The NIAGARA trial is a phase 3, open-label, randomised study. Patients with muscle-invasive bladder cancer who were eligible for cisplatin treatment were assigned in a 1:1 ratio to one of two groups: the first group received neoadjuvant durvalumab plus gemcitabine–cisplatin every three weeks for four cycles, followed by radical cystectomy and adjuvant durvalumab every four weeks for eight cycles. The second group (control group) received only neoadjuvant gemcitabine–cisplatin followed by radical cystectomy. The primary outcome measure was event-free survival, with overall survival as a key secondary outcome.
A total of 533 patients were assigned to the durvalumab group, while 530 were allocated to the control group. After 24 months, event-free survival was 67.8% (95% CI, 63.6 to 71.7) in the durvalumab group, compared to 59.8% (95% CI, 55.4 to 64.0) in the control group (hazard ratio for progression, recurrence, failure to undergo surgery, or death: 0.68; 95% CI, 0.56 to 0.82; P<0.001). Overall survival at 24 months was 82.2% (95% CI, 78.7 to 85.2) in the durvalumab group versus 75.2% (95% CI, 71.3 to 78.8) in the control group (hazard ratio for death: 0.75; 95% CI, 0.59 to 0.93; P=0.01).
Regarding toxicity, grade 3 or 4 treatment-related adverse events occurred in 41% of patients in the durvalumab group and 41% in the control group, with treatment-related deaths reported at 0.6% in both groups. Radical cystectomy was performed in 88.0% of patients in the durvalumab group and 83.2% in the control group.
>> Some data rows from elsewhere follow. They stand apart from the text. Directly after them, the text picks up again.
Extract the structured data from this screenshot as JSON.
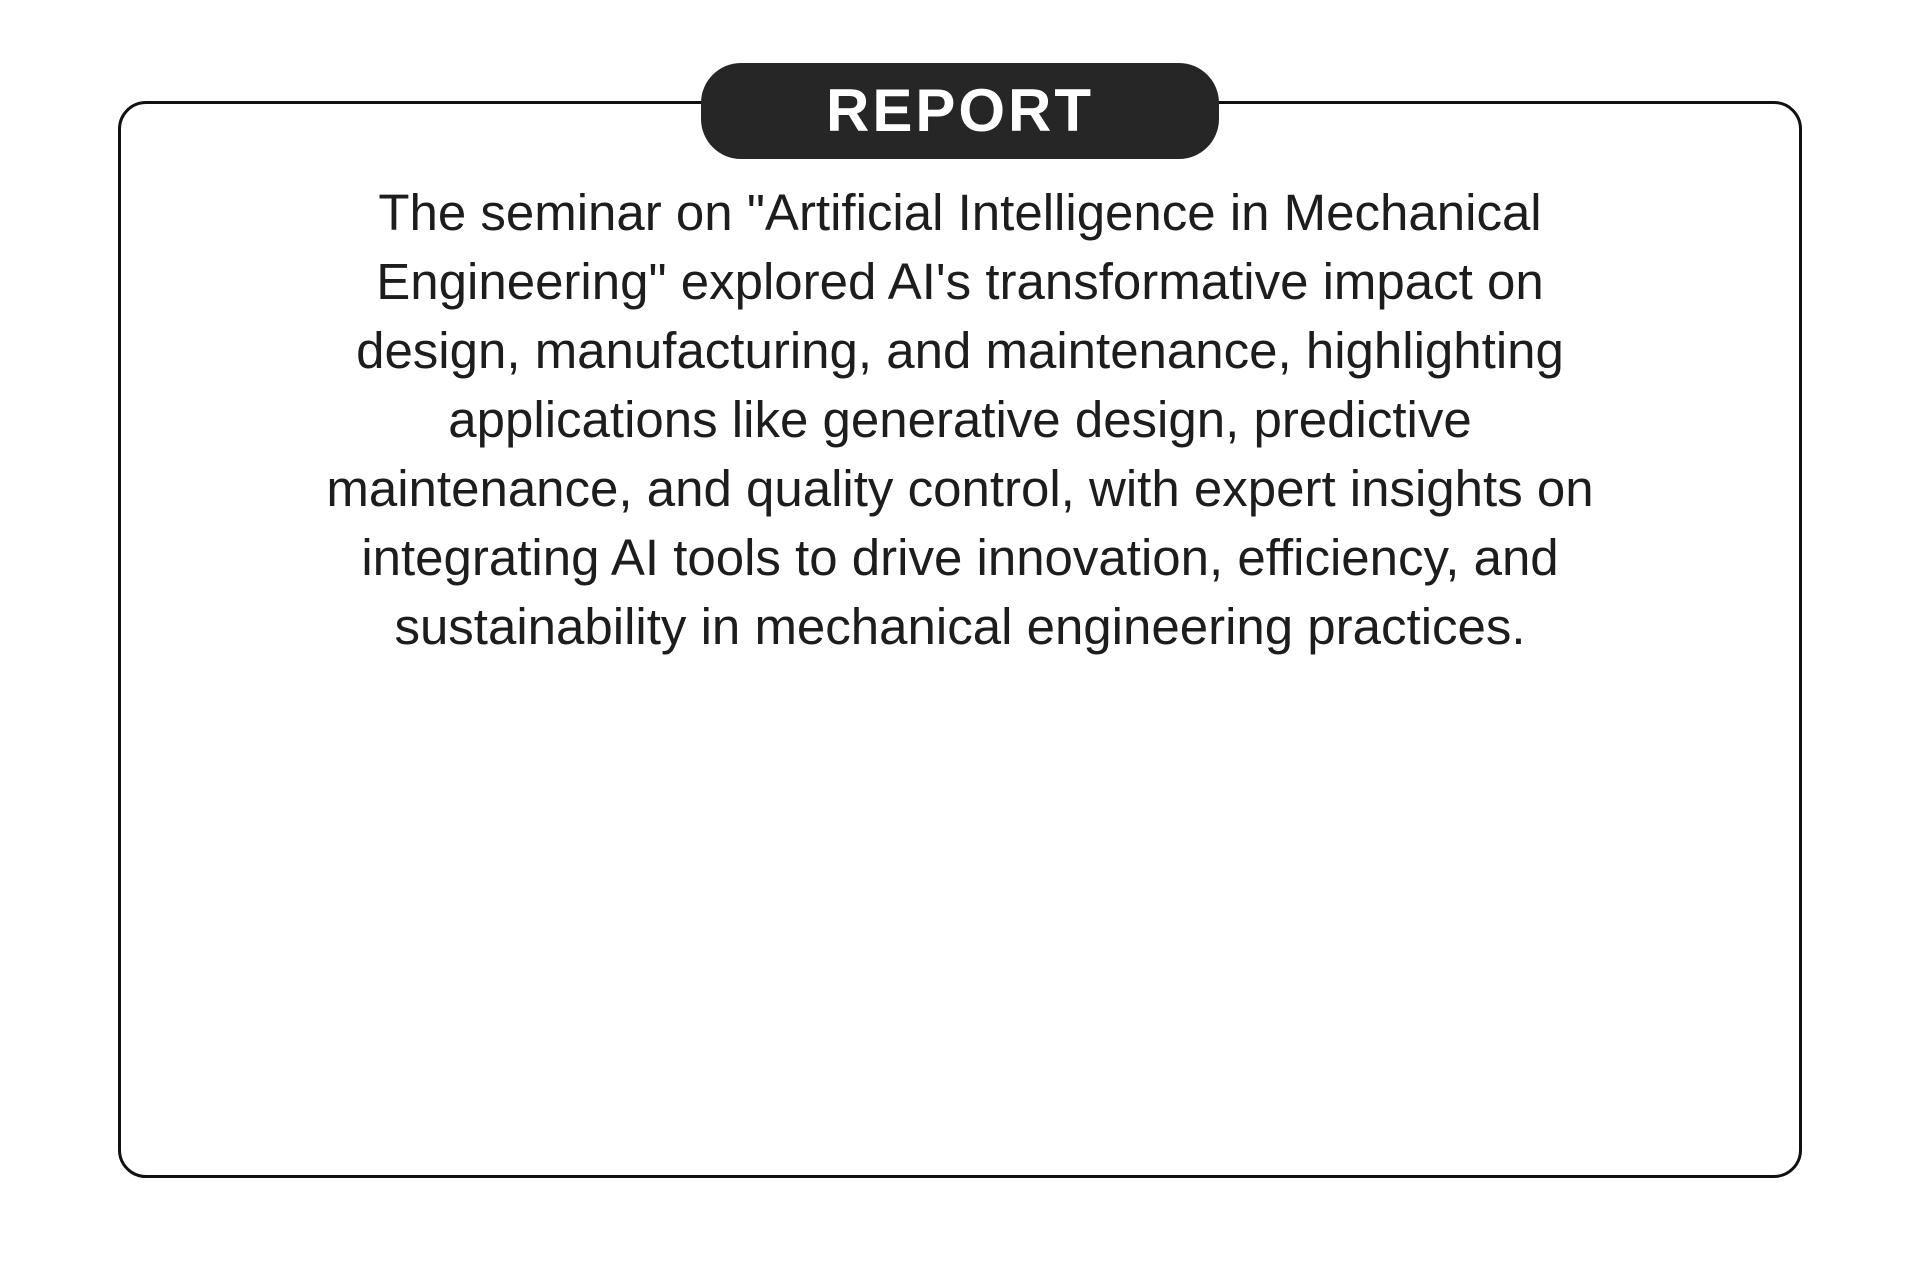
{
  "badge": {
    "label": "REPORT"
  },
  "report": {
    "lines": [
      "The seminar on \"Artificial Intelligence in Mechanical",
      "Engineering\" explored AI's transformative impact on",
      "design, manufacturing, and maintenance, highlighting",
      "applications like generative design, predictive",
      "maintenance, and quality control, with expert insights on",
      "integrating AI tools to drive innovation, efficiency, and",
      "sustainability in mechanical engineering practices."
    ],
    "full_text": "The seminar on \"Artificial Intelligence in Mechanical Engineering\" explored AI's transformative impact on design, manufacturing, and maintenance, highlighting applications like generative design, predictive maintenance, and quality control, with expert insights on integrating AI tools to drive innovation, efficiency, and sustainability in mechanical engineering practices."
  },
  "colors": {
    "page_bg": "#ffffff",
    "card_bg": "#ffffff",
    "card_border": "#111111",
    "badge_bg": "#262626",
    "badge_text": "#ffffff",
    "body_text": "#1d1d1d"
  }
}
Overall, in cisplatin-eligible patients with muscle-invasive bladder cancer, perioperative durvalumab in addition to neoadjuvant chemotherapy with radical cystectomy significantly improved both event-free survival and overall survival compared to neoadjuvant chemotherapy with radical cystectomy alone. This event-free survival benefit was consistent across prespecified subgroups. Additionally, the percentage of patients who underwent surgery was similar between the groups, indicating that the addition of neoadjuvant durvalumab did not reduce surgical rates.
Although pathological complete response rates were not significantly different between groups, the authors suggest that durvalumab enhances efficacy already in the neoadjuvant phase. However, the trial did not distinguish between the effects in the neoadjuvant and adjuvant phases, leaving open the question of whether patients could be selectively identified for adjuvant therapy based on individual responses. It is important to note that these findings apply only to patients eligible for cisplatin-based chemotherapy and do not offer a solution for the significant subgroup that is not suitable for cisplatin.
A key question moving forward is how this combination therapy will compare to emerging neoadjuvant immunotherapy regimens (with or without chemotherapy), as well as to novel agents. Nevertheless, the current results from the NIAGARA study indicate a potential shift in clinical practice, presenting a new option for the treatment of patients with muscle-invasive bladder cancer.